Organizations shouldn’t be faulted for reacting to the urgency of open positions with money. Businesses need employees. But at some point in time, the availability of money as a solution will reach a tipping point. Leaders will need to act for the future in addition to reacting in the present. Here are three things to help drive retention in your organization.
- Ensure pay equity. Many employers hope that employees don’t tell each other how much money they make. But let’s be real: They share this information with each other, and inevitably someone is going to walk away unhappy. There is a considerable risk of turnover when one employee is earning substantially more than another employee for the same work. If you’re paying more for incoming talent, then be respectful of the talent you already have by making sure they, too, are being paid in a way that is commensurate with their expertise and tenure with the company.
- Increase workplace flexibility. It’s too early to know how much of the workforce is going to settle into long-term hybrid work, but there is no doubt that hybrid at scale is here to stay. For workers not required to be onsite, allowing work-from-anywhere is the go-to for increased workplace flexibility. Increasing flexibility for workers whose work requires them to be on-site gets a bit trickier and often requires mindset as well as policy shifts. Some unusual approaches that organizations have tried include reducing vacation and benefits vesting periods, integrating work conditioning into new employee orientation (so employees are better prepared for the actual work), and moving to 10 or even 12-hour shifts, resulting in more days off.

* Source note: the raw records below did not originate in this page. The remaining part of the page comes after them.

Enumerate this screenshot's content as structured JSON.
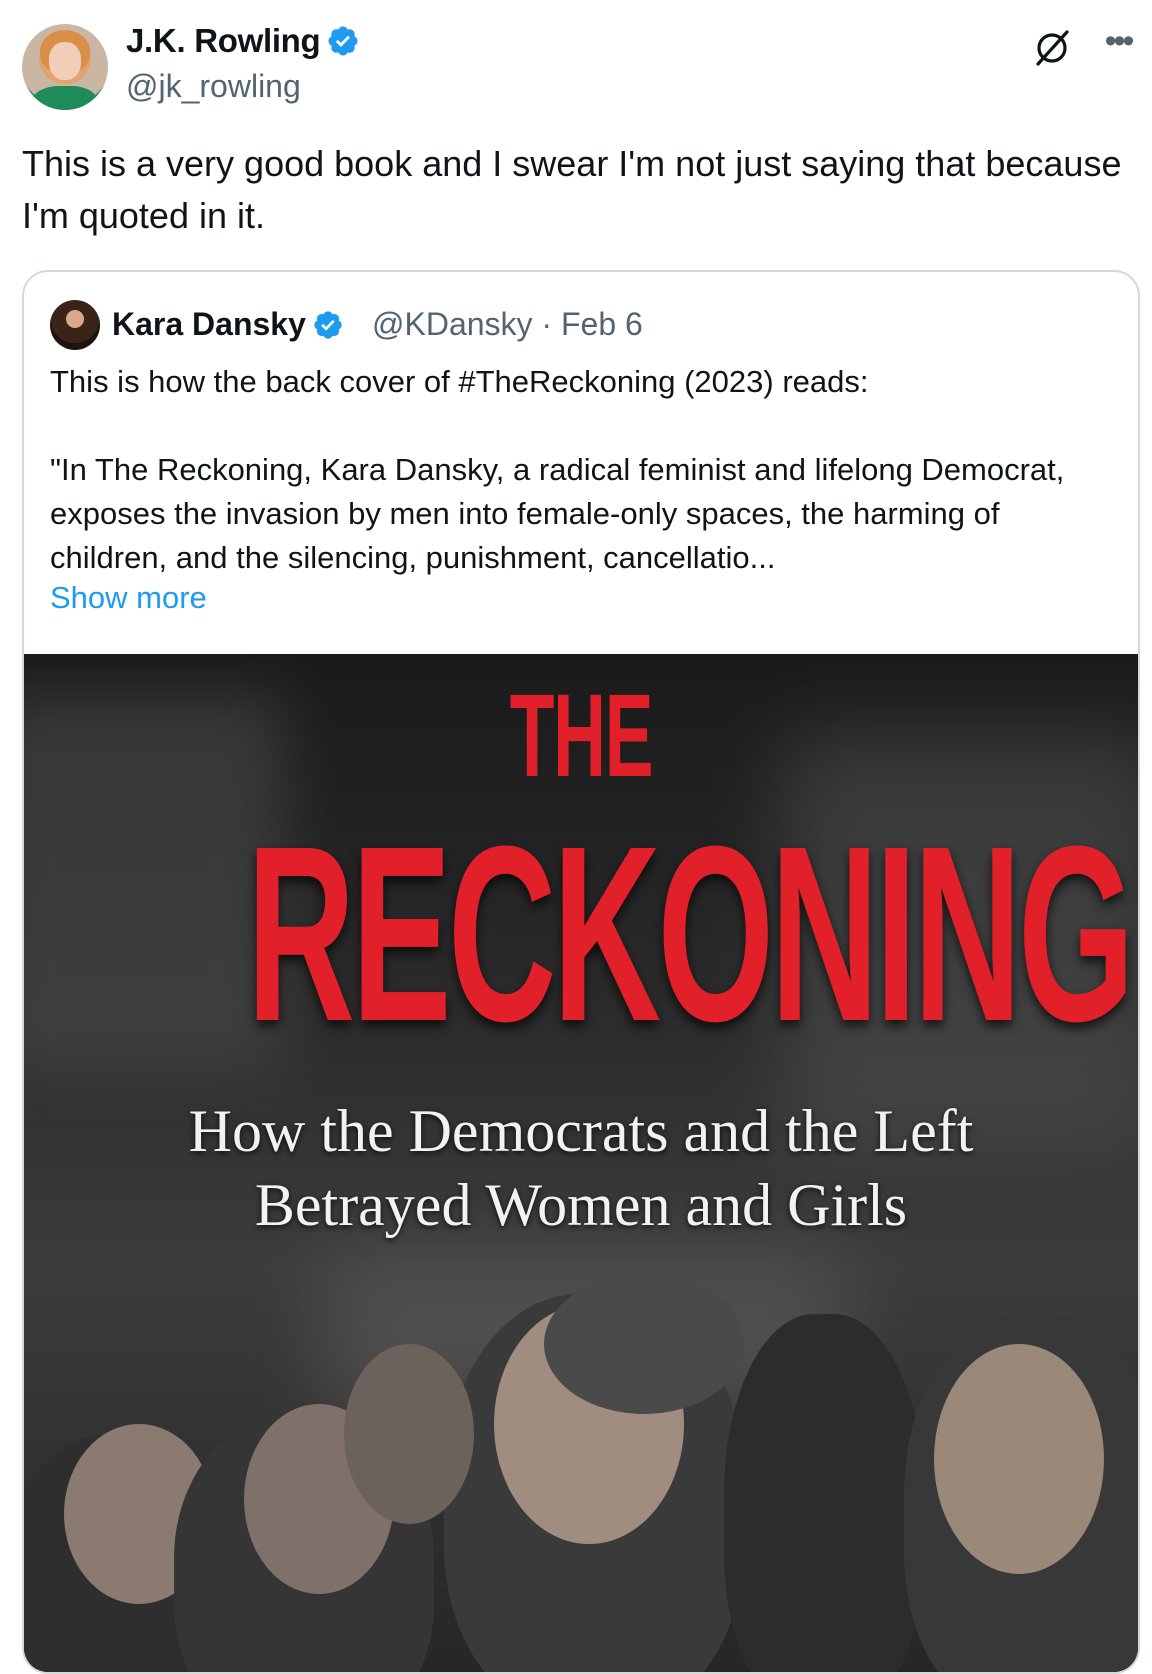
{
  "tweet": {
    "author_name": "J.K. Rowling",
    "author_handle": "@jk_rowling",
    "text": "This is a very good book and I swear I'm not just saying that because I'm quoted in it."
  },
  "quote": {
    "author_name": "Kara Dansky",
    "author_handle": "@KDansky",
    "separator": "·",
    "date": "Feb 6",
    "text": "This is how the back cover of #TheReckoning (2023) reads:\n\n\"In The Reckoning, Kara Dansky, a radical feminist and lifelong Democrat, exposes the invasion by men into female-only spaces, the harming of children, and the silencing, punishment, cancellatio...",
    "show_more": "Show more"
  },
  "cover": {
    "title_small": "THE",
    "title_large": "RECKONING",
    "subtitle_line1": "How the Democrats and the Left",
    "subtitle_line2": "Betrayed Women and Girls"
  },
  "colors": {
    "verified_blue": "#1d9bf0",
    "title_red": "#e2202a",
    "muted": "#536471"
  },
  "icons": [
    "verified-badge-icon",
    "grok-icon",
    "more-options-icon"
  ]
}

- Create a high-attention culture. Using money to temper resignations is short-term table stakes. The most powerful, most efficient and most expeditious longer-term approach to being proactive about talent is to invest in frequent attention. We humans have an insatiable need for attention. Not because we are looking to boost our egos or justify our salaries, but because we all want to be seen, heard and valued for our own unique selves and unique contributions. That natural desire for attention, combined with the ever-increasing speed of work, means that attention from our most important people at work, our managers, ideally happens at least weekly. The practice of attention doesn’t need to be complicated and over-structured. In fact, it can be as simple as a 3– to 5-minute check-in that sounds like, “What are your priorities this week and how can I help?” That’s it. Simple, light-touch attention. Data from real companies show over and over that employees who receive weekly, light-touch attention from their managers are three times more likely to be all-in at work.
Related: 10 things Microsoft has learned about successful hybrid work
In the short-term, many organizations will continue to address talent shortages by increasing wages. At some time in the not-so-far-off future, the organizational tolerance for digging into the checkbook will wane. We don’t need to wonder what to do next. We know we also need to invest in proactive, long-term solutions that keep people from even entertaining leaving. It doesn’t have to be overly complicated. Start with embedding the practice of check-ins into your organization. Check-ins aren’t the only thing, but they are the fastest thing when it comes to creating a culture where people feel connected and less compelled to leave.